There are a few inconsistencies in the playback and the score, just so you know, but they are pretty minor.

Thoughts/comments/criticisms appreciated ^_^


----------



## Jfong (Feb 9, 2014)

I only finished listening the first movement, but i cant wait to comment on this!
Sorry if my interpretation is different from your intention ._. people see music differently >_>
Also I believe you have chosen every single note carefully before posting this, so please ignore my opinion if you do not agree with it. 

Very interesting tonal language indeed.
The pentatonic sound in measure 40 kind of surprised me a bit(positively), could you briefly explain your intention? 
Also the section starting from measure 42....I am guessing that is the "2nd theme/subordinate theme", according to my small amount of knowledge in sonata form. Please forgive me if I got that wrong. Anyways, I absolutely loved that section. It sort of gives this bright/relieved/sweet feeling to the piece, such a fascinating contrast from the first theme. 
However, theres a tiny thing I dont quite like(again, personal opinion). Its in measure 45(also in 98&168), the lower voice of the right hand plays something I recognize as jazz melody, which I dont think it fits in well. It kind of bugged me when I was continuing listening to the piece... :/ 
In measure 183, the coda I believe, sounds a bit off to me....I personally think there is not enough transition between measure 182-183. In measure 182 it still sounds quite unstable, but all out of sudden the F#minor chords are played strongly to emphasize the tonic key. I believe there is transition in the last few notes of measure 182, but really not enough to my taste. 
Overall, I think this is quite a brilliant piece! Just few places doesnt fit my taste buds(ears) but thats definitely my own personal taste. I really enjoyed listening to this, thankyou! 

sorry if my words sound messy/all over the place. I am not an experienced in giving comments on music compositions. (im always the one who receives comments LOL)


----------



## SergeOfArniVillage (Feb 12, 2014)

Thank you for your comment, J, I really appreciate it 

About the pentatonic scale at measure 40: it is foreshadowing some confrontational black-key glissandos that are present in the third movement. I was actually working on a version on my piece that would explore the pentatonic scale much further in a 4th movement, but I realized I didn't have the know-how to keep it structurally sound.

The odd transition at 182 is my own fault; I wanted to return to the quiet B theme before the end of the piece. I never could figure out how to transition smoothly. 

The jazz-licks ... I was listening to Gershwin at the time I wrote this piece, haha!

This is one of those pieces that I wrote sometime ago to challenge myself as a composer. Though have a few regrets here and there as to how it turned out, it was a very important piece for making musical growth.

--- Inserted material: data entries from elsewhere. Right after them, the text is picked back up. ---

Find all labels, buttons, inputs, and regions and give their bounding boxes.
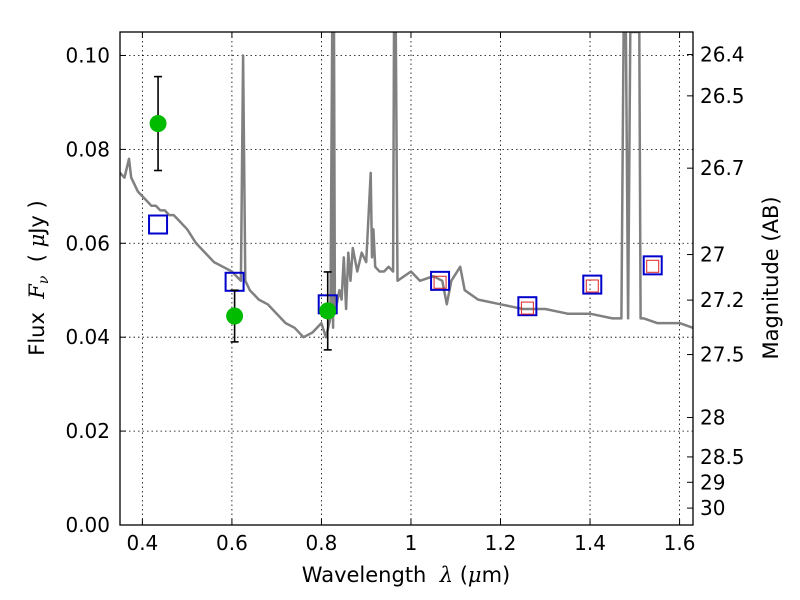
- spectrum-line: [120, 32, 693, 339]
- y2-tick-label: 26.4: [700, 43, 745, 67]
- observed-point: [226, 307, 244, 325]
- x-tick-label: 1.6: [664, 531, 696, 555]
- x-tick-label: 0.6: [216, 531, 248, 555]
- y-tick-label: 0.04: [65, 325, 110, 349]
- grid-lines: [120, 32, 693, 526]
- model-photometry-square: [148, 214, 169, 235]
- model-photometry-square: [517, 296, 538, 317]
- y-tick-label: 0.00: [65, 513, 110, 537]
- model-photometry-inner-square: [433, 275, 447, 289]
- model-photometry-inner-square: [520, 301, 534, 315]
- model-photometry-inner-square: [585, 279, 599, 293]
- x-axis-label: Wavelength λ (μm): [302, 563, 510, 587]
- y-tick-label: 0.02: [65, 419, 110, 443]
- y2-tick-label: 27: [700, 243, 725, 267]
- y2-tick-label: 26.5: [700, 84, 745, 108]
- model-photometry-inner-square: [646, 259, 660, 273]
- y-tick-label: 0.10: [65, 43, 110, 67]
- plot-frame: [119, 31, 694, 526]
- y2-axis-label: Magnitude (AB): [759, 196, 783, 359]
- x-tick-label: 0.8: [306, 531, 338, 555]
- observed-point: [149, 115, 167, 133]
- model-photometry-square: [642, 255, 663, 276]
- y2-tick-label: 27.2: [700, 288, 745, 312]
- y2-tick-label: 28.5: [700, 445, 745, 469]
- y-axis-label: Flux Fν ( μJy ): [25, 200, 52, 355]
- axis-ticks: 0.4 0.6 0.8 1 1.2 1.4 1.6 0.00 0.02 0.04 0.06 0.08 0…: [65, 32, 745, 555]
- x-tick-label: 1: [405, 531, 418, 555]
- y2-tick-label: 27.5: [700, 343, 745, 367]
- photometry-squares: [148, 214, 663, 317]
- x-tick-label: 0.4: [126, 531, 158, 555]
- spectrum-group: [120, 32, 693, 339]
- model-photometry-square: [582, 274, 603, 295]
- observed-point: [319, 302, 337, 320]
- observed-points: [149, 75, 337, 351]
- y2-tick-label: 29: [700, 470, 725, 494]
- x-tick-label: 1.4: [574, 531, 606, 555]
- y-tick-label: 0.08: [65, 137, 110, 161]
- y2-tick-label: 26.7: [700, 156, 745, 180]
- y-tick-label: 0.06: [65, 231, 110, 255]
- model-photometry-square: [430, 270, 451, 291]
- plot-area: [120, 32, 693, 351]
- y2-tick-label: 28: [700, 405, 725, 429]
- y2-tick-label: 30: [700, 496, 725, 520]
- x-tick-label: 1.2: [485, 531, 517, 555]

I think the pieces I've written after the Etude Sonata have been of higher quality than the ones before.

Again, thank you for your thoughts, most appreciated


----------



## Chordalrock (Jan 21, 2014)

I listened to the first movement. It has nice moments all over the place but not perhaps original enough sounding to justify the sort of rhapsodic style that you seem to be doing. Maybe there's some unifying underlying motivic development that keeps the piece coherent and that I didn't notice, but if my impression is correct, the best way for you to improve would be to pay more attention to low-level structure, how you derive your themes and how you justify the inclusion of a given note structurally. Have you written variation series or fugues? That might be useful exercise for you.


----------



## SergeOfArniVillage (Feb 12, 2014)

Chordalrock said:


> ... the best way for you to improve would be to pay more attention to low-level structure, how you derive your themes and how you justify the inclusion of a given note structurally. Have you written variation series or fugues? That might be useful exercise for you.

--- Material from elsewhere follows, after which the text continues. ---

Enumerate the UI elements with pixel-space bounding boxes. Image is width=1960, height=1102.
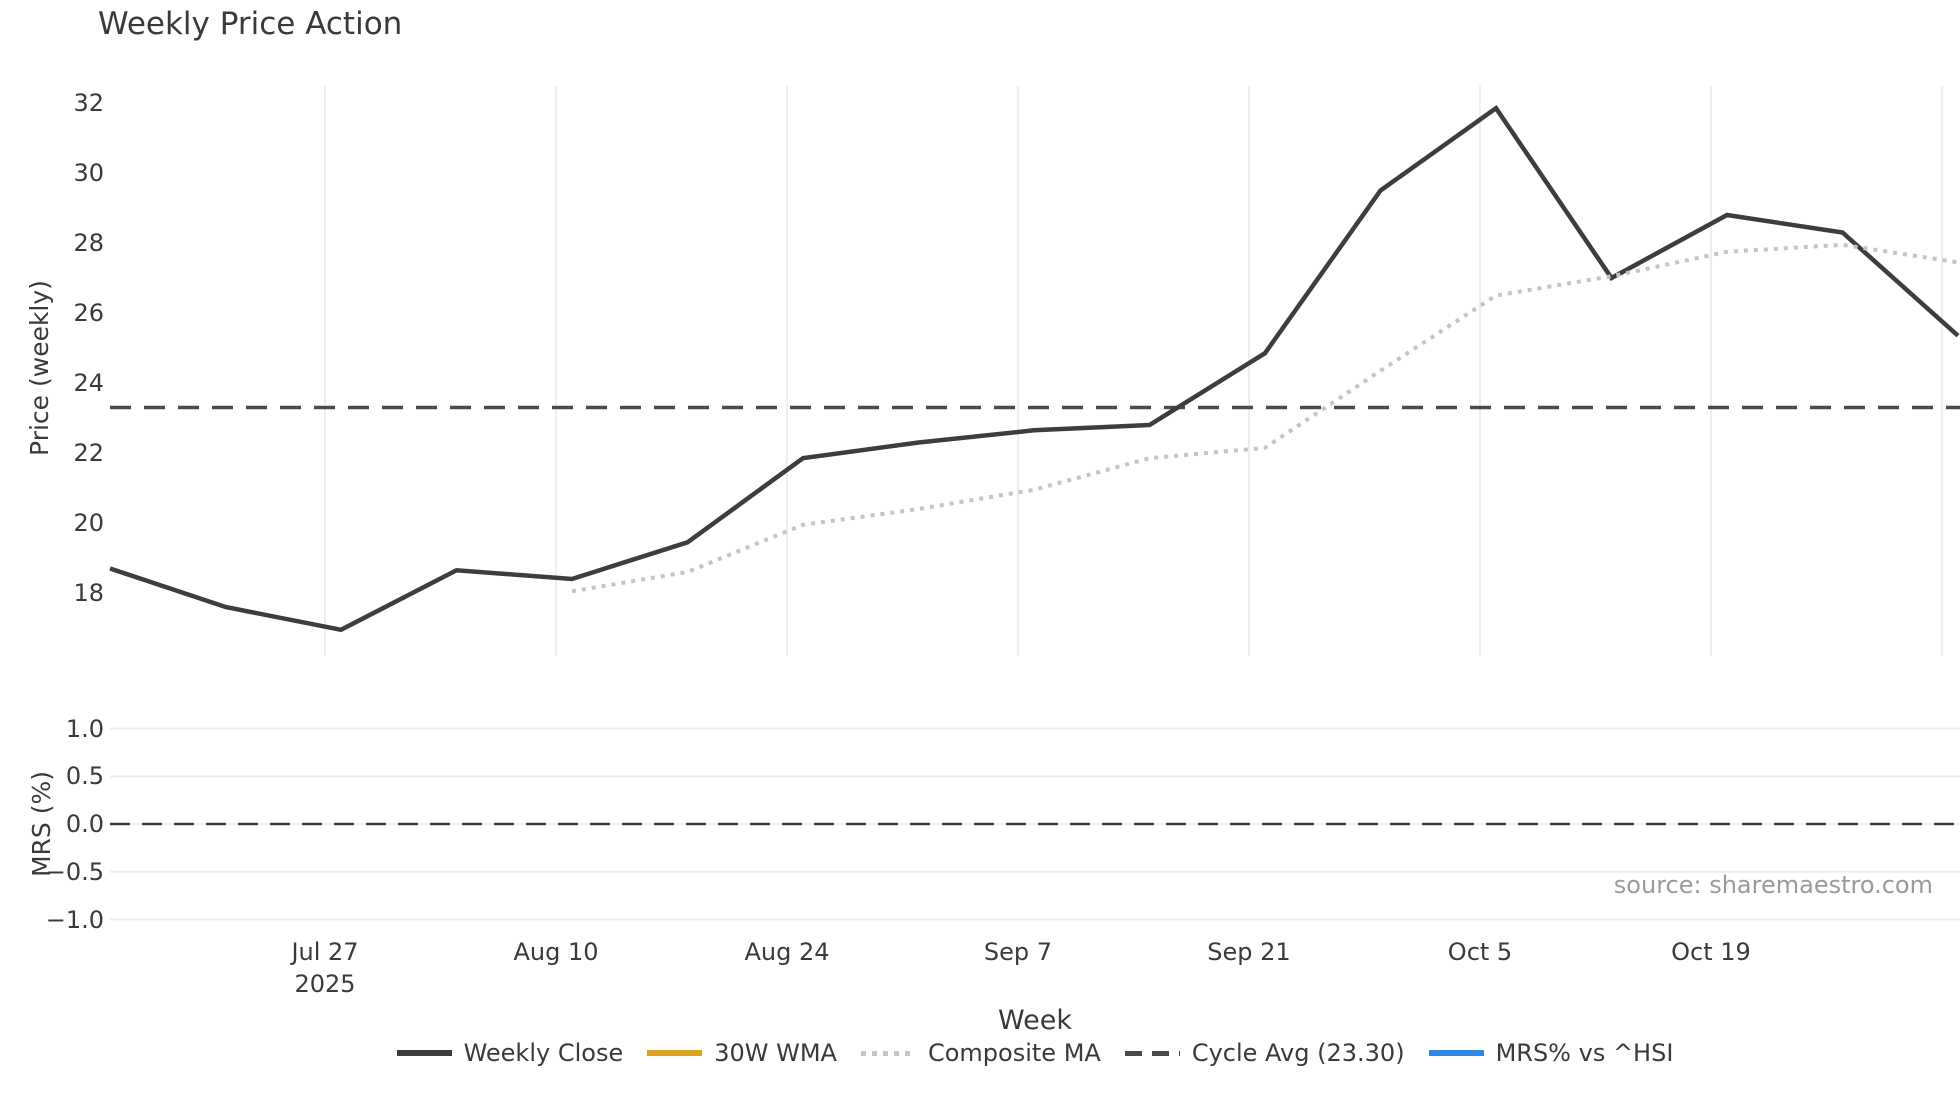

Actually, that's a great idea; I haven't written a fugue before, that probably would help me to tighten my writing. I'll have to try that sometime soon and see what I can learn from it.


----------



## Chordalrock (Jan 21, 2014)

The reason I mentioned variation sets, although you seem to be using the method in this piece in places, is that writing a substantial variation set basically forces you to write economically and to start thinking more in terms of motives than themes. You obviously have some motivic development in this piece so the idea is either not new to you or comes naturally in places. Or maybe I'm way off here and you're just doing what you prefer. 

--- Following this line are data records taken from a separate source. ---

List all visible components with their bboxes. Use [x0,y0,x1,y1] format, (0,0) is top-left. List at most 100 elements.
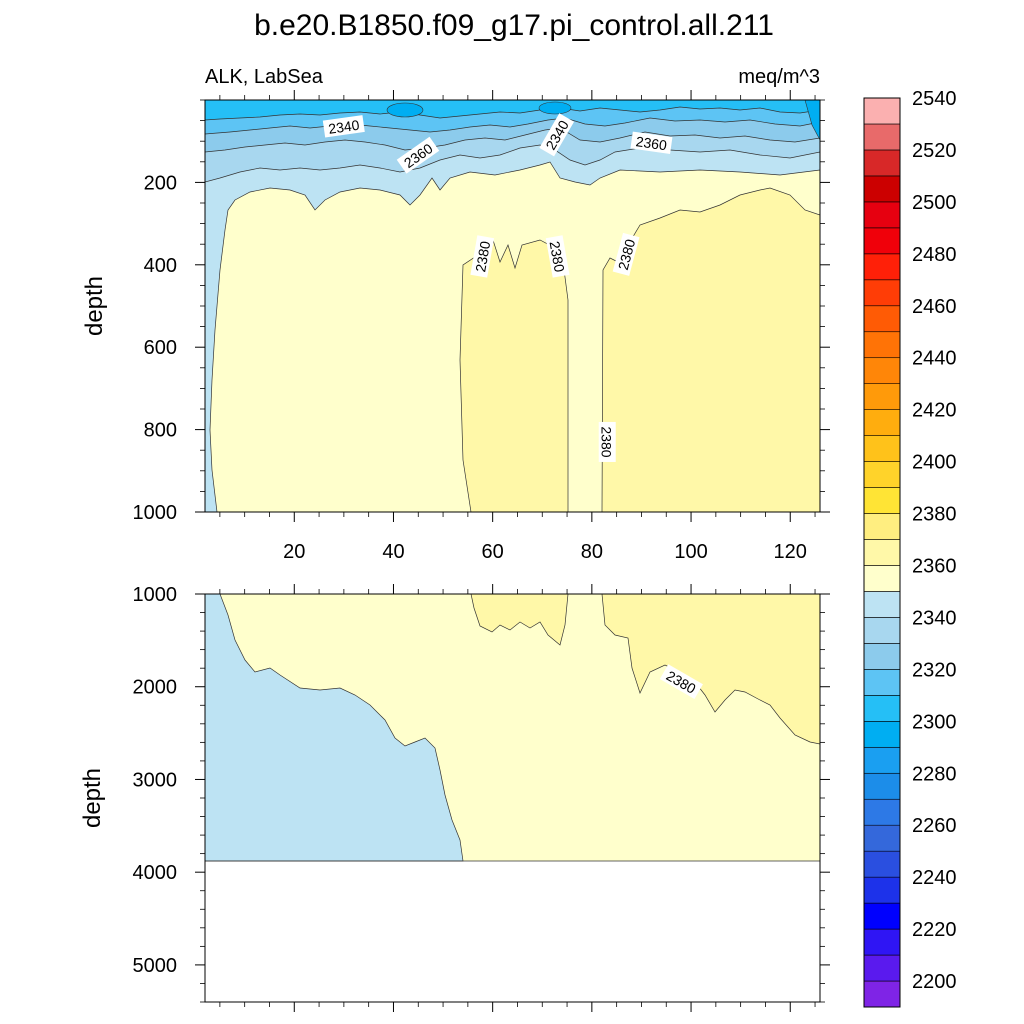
colorbar-label: 2260 [912,815,957,837]
colorbar-swatch [863,928,901,956]
colorbar-label: 2300 [912,711,957,733]
upper-band-2320 [205,100,820,121]
y-tick-label: 1000 [133,502,178,524]
upper-y-axis-label: depth [81,276,108,336]
colorbar-label: 2540 [912,88,957,110]
contour-label-text: 2380 [472,240,493,274]
contour-label: 2380 [545,235,570,278]
colorbar-swatch [863,669,901,696]
x-tick-label: 100 [674,541,707,563]
x-tick-label: 40 [382,541,404,563]
x-tick-label: 20 [283,541,305,563]
colorbar-swatch [863,721,901,748]
y-tick-label: 200 [144,172,177,194]
colorbar-swatch [863,253,901,281]
colorbar-swatch [863,487,901,514]
colorbar-label: 2400 [912,452,957,474]
colorbar-label: 2380 [912,504,957,526]
colorbar-swatch [863,876,901,904]
contour-label-text: 2380 [599,426,615,457]
colorbar-swatch [863,357,901,384]
contour-label-text: 2380 [615,237,639,271]
contour-label-box [630,131,673,154]
colorbar-swatch [863,279,901,307]
colorbar-label: 2500 [912,192,957,214]
lower-region-2360 [205,594,464,862]
colorbar-swatch [863,902,901,930]
upper-panel [205,100,820,512]
y-tick-label: 400 [144,255,177,277]
colorbar-swatch [863,850,901,878]
colorbar-swatch [863,513,901,540]
lower-panel [205,594,820,1002]
lower-region-2380-right [601,594,820,745]
contour-label: 2380 [598,421,616,462]
colorbar-swatch [863,305,901,333]
colorbar-label: 2420 [912,400,957,422]
contour-label-box [322,115,365,138]
upper-region-2380-middle [459,238,569,512]
right-subtitle: meq/m^3 [738,66,820,88]
colorbar-swatch [863,461,901,488]
lower-region-2380-middle [470,594,569,646]
colorbar-swatch [863,954,901,982]
colorbar: 2200 2220 2240 2260 2280 2300 2320 2340 2360 2380… [863,88,957,1008]
x-tick-label: 80 [581,541,603,563]
colorbar-swatch [863,435,901,462]
contour-label-box [470,235,495,278]
y-tick-label: 2000 [133,677,178,699]
y-tick-label: 4000 [133,862,178,884]
upper-lens-right [538,101,572,115]
colorbar-label: 2320 [912,659,957,681]
colorbar-swatch [863,149,901,177]
contour-label-box [396,136,440,174]
contour-label-box [545,235,570,278]
colorbar-label: 2340 [912,607,957,629]
colorbar-swatch [863,824,901,852]
contour-label-box [612,232,640,276]
lower-y-axis-label: depth [79,768,106,828]
contour-label: 2380 [612,232,640,276]
contour-label-text: 2380 [547,240,568,274]
colorbar-label: 2280 [912,763,957,785]
colorbar-swatch [863,539,901,566]
contour-label-text: 2340 [327,117,360,137]
contour-label-box [539,113,575,157]
lower-ticks: 1000 2000 3000 4000 5000 [133,584,830,1012]
colorbar-swatch [863,565,901,592]
colorbar-swatch [863,175,901,203]
colorbar-label: 2200 [912,971,957,993]
colorbar-label: 2520 [912,140,957,162]
colorbar-swatch [863,746,901,774]
colorbar-label: 2460 [912,296,957,318]
colorbar-swatch [863,617,901,644]
upper-lens-left [386,102,424,118]
colorbar-label: 2220 [912,919,957,941]
contour-label-text: 2360 [635,133,668,153]
colorbar-swatch [863,201,901,229]
colorbar-swatch [863,695,901,722]
y-tick-label: 5000 [133,955,178,977]
colorbar-swatch [863,227,901,255]
contour-label: 2340 [322,115,365,138]
left-subtitle: ALK, LabSea [205,66,324,88]
y-tick-label: 1000 [133,584,178,606]
colorbar-swatch [863,383,901,410]
contour-label-box [598,421,616,462]
colorbar-swatch [863,643,901,670]
colorbar-swatch [863,123,901,151]
colorbar-swatch [863,980,901,1008]
colorbar-label: 2240 [912,867,957,889]
contour-label: 2380 [470,235,495,278]
colorbar-swatch [863,331,901,359]
y-tick-label: 800 [144,420,177,442]
contour-label-box [659,664,703,700]
colorbar-label: 2440 [912,348,957,370]
colorbar-label: 2480 [912,244,957,266]
chart-title: b.e20.B1850.f09_g17.pi_control.all.211 [254,9,774,42]
colorbar-frame [863,97,901,1008]
colorbar-swatch [863,772,901,800]
x-tick-label: 60 [482,541,504,563]
y-tick-label: 3000 [133,769,178,791]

Anyway, I like your language, so to speak, I like the moods you express through your music. You seem to have a nice amount of potential and I'd love to hear some pieces from you that give a greater sense of structural unity. I wouldn't say this if you were composing Webern style pieces or something I don't at all care for.


----------



## Matsps (Jan 13, 2014)

You definitely have potential. However, this piece, in spite of some nice harmony and melody in places, sounds messy and seems to be lacking in any coherence.


----------



## PetrB (Feb 28, 2012)

Matsps said:


> You definitely have potential. However, this piece, in spite of some nice harmony and melody in places, sounds messy and seems to be lacking in any coherence.


I agree, it is like the bits and pieces of an airplane that has crashed on land -- chunks of this 'n' that strewn all over the place.

It is an Etude, in this case more an essay (try) by the composer than a pianist's technical etude: I would recommend a lot less thinking of theory and in theoretical terms while making a piece and instead relying more upon ones ear. _"Theory" never wrote one good note of music._


----------



## Crudblud (Dec 29, 2011)

If the "study" implied by the title is one into (in addition to "key") the interrelation and interdependency of diverse materials and microstructures in the forming of a coherent macrostructure, then I feel it is an incomplete study. As realised here, the music is a series of episodes, very "dramatic" episodes, which are not related to each other by way of what I refer to as "atmospheric continuity;" the listener is sent journeying through a wide array of musical environments in a way that is akin to stepping out of a room in one's house and ending up in a room in someone else's — a stranger's, no less. I'm obviously not a minimalist composer by any stretch, and I am not criticising you for using the diverse palette you use here, but I feel like the piece is, as others have suggested, so much flotsam and jetsam only tied together by the fact that they have fallen within the same temporal framework. 

I appreciate the ambition of what you have attempted, I think you have made a very good effort of it, but as I said before, it just seems incomplete to me.


----------